Detectives to determine if calling an official "a piece of shit" constitutes "a threat against a public official.”


Police look on at Paul and Anne talking
Anne and her husband Paul Bingler talk with City Manager Jon Williams (standing, right) and Mayor John Rees after the June 8 city commission meeting as Police Chief Steve Graham and another detective stand nearby. Photo: Norine Dworkin

Updated June 24, 2023 to reflect comment from Winter Garden Police.


Winter Garden City Manager Jon Williams last week ordered Chief of Police Steve Graham to investigate Anne Bingler, owner of Crown Pointe Equestrian, to determine if she violated Winter Garden’s Resolution 23-02 and also made a potential threat against a public official after she used profanity in conversation with Williams following the June 8 city commission meeting.


Bingler, without raising her voice, called Williams “a piece of shit.” She immediately apologized.


Williams's directive came in a June 14 email message that VoxPopuli was copied on.


“Passion is a great trait, but when it crosses the line of civility, that’s another thing,” Williams wrote in a follow-up email.

Resolution 23-03 details rules for public decorum in city meetings. It also dictates how journalists interact with public officials when reporting on city meetings. According to Florida Statute 838.021, threatening to harm a public official is a third degree felony punishable by up to five years in prison. [Full disclosure: VoxPopuli’s editor in chief Norine Dworkin is also under investigation for violating the media rules.]


The city manager’s directive stems from a brief exchange Williams and Bingler had about a 2021 Orange County Environmental Protection Division (EPD) investigation.

EPD investigated Bingler in 2021 for allegedly filling in wetlands on her property after she filed a complaint about flooding on her land. A neighboring property had filed a counter-complaint alleging that Bingler was at fault. In 2022, the EPD sent Bingler a letter that said,


“Due to the apparent historic and intermittent use of this area for agricultural purposes, EPD will

not be further pursuing enforcement for this area as an unauthorized wetland impact…the referenced incident has been administratively closed and no further action is required.”


During the commission meeting, as commissioners considered whether to allow home construction to the east of Bingler’s show horse training facility, Williams independently raised the EPD investigation, suggesting she had “illegally filled in wetlands” without mentioning that EPD had declared that Bingler had a “bona fide agricultural exemption” and that the investigation was closed.


After the meeting, Bingler approached Williams at the dais and told him, “what you said is not true and you know it.” Then she called him “a piece of shit."


“Wow!” Williams said, “You’re going to call me a piece of shit?”

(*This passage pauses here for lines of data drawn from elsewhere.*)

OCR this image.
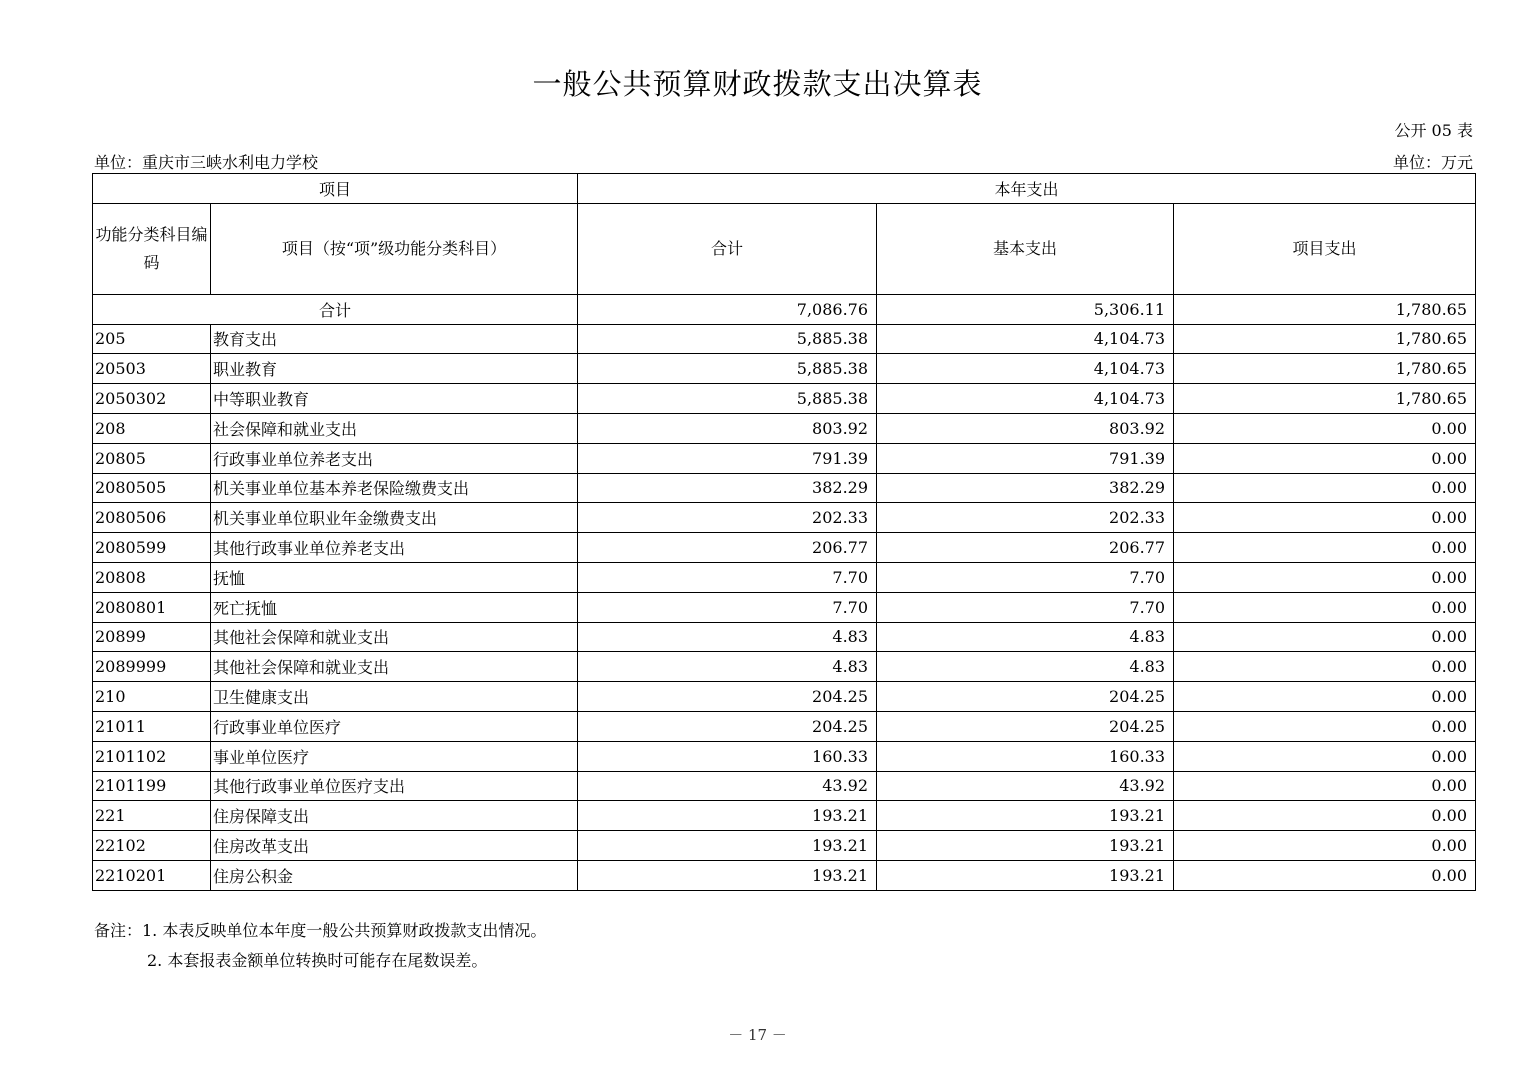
一般公共预算财政拨款支出决算表
公开 05 表
单位：重庆市三峡水利电力学校	单位：万元
项目		本年支出		
功能分类科目编码	项目（按“项”级功能分类科目）	合计	基本支出	项目支出
合计		7,086.76	5,306.11	1,780.65
205	教育支出	5,885.38	4,104.73	1,780.65
20503	职业教育	5,885.38	4,104.73	1,780.65
2050302	中等职业教育	5,885.38	4,104.73	1,780.65
208	社会保障和就业支出	803.92	803.92	0.00
20805	行政事业单位养老支出	791.39	791.39	0.00
2080505	机关事业单位基本养老保险缴费支出	382.29	382.29	0.00
2080506	机关事业单位职业年金缴费支出	202.33	202.33	0.00
2080599	其他行政事业单位养老支出	206.77	206.77	0.00
20808	抚恤	7.70	7.70	0.00
2080801	死亡抚恤	7.70	7.70	0.00
20899	其他社会保障和就业支出	4.83	4.83	0.00
2089999	其他社会保障和就业支出	4.83	4.83	0.00
210	卫生健康支出	204.25	204.25	0.00
21011	行政事业单位医疗	204.25	204.25	0.00
2101102	事业单位医疗	160.33	160.33	0.00
2101199	其他行政事业单位医疗支出	43.92	43.92	0.00
221	住房保障支出	193.21	193.21	0.00
22102	住房改革支出	193.21	193.21	0.00
2210201	住房公积金	193.21	193.21	0.00
备注：1. 本表反映单位本年度一般公共预算财政拨款支出情况。
2. 本套报表金额单位转换时可能存在尾数误差。
－ 17 －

“I apologize,” Bingler said immediately. “I withdraw that.”


By the end of their conversation, the two had shaken hands.


It’s unclear how name-calling rises to the level of a threat against a public official. According to the 2003 Supreme Court case Virginia v. Black — which upheld a Virginia ban on burning crosses with the intent to intimidate — a true threat is defined as "those statements where the speaker means to communicate a serious expression of an intent to commit an act of unlawful violence to a particular individual or group of individuals. . . . where a speaker directs a threat to a person or group of persons with the intent of placing the victim in fear of bodily harm or death.”


Winter Garden Police spokesperson Capt. Scott Allen told VoxPopuli that the matter is "still under investigation at this time."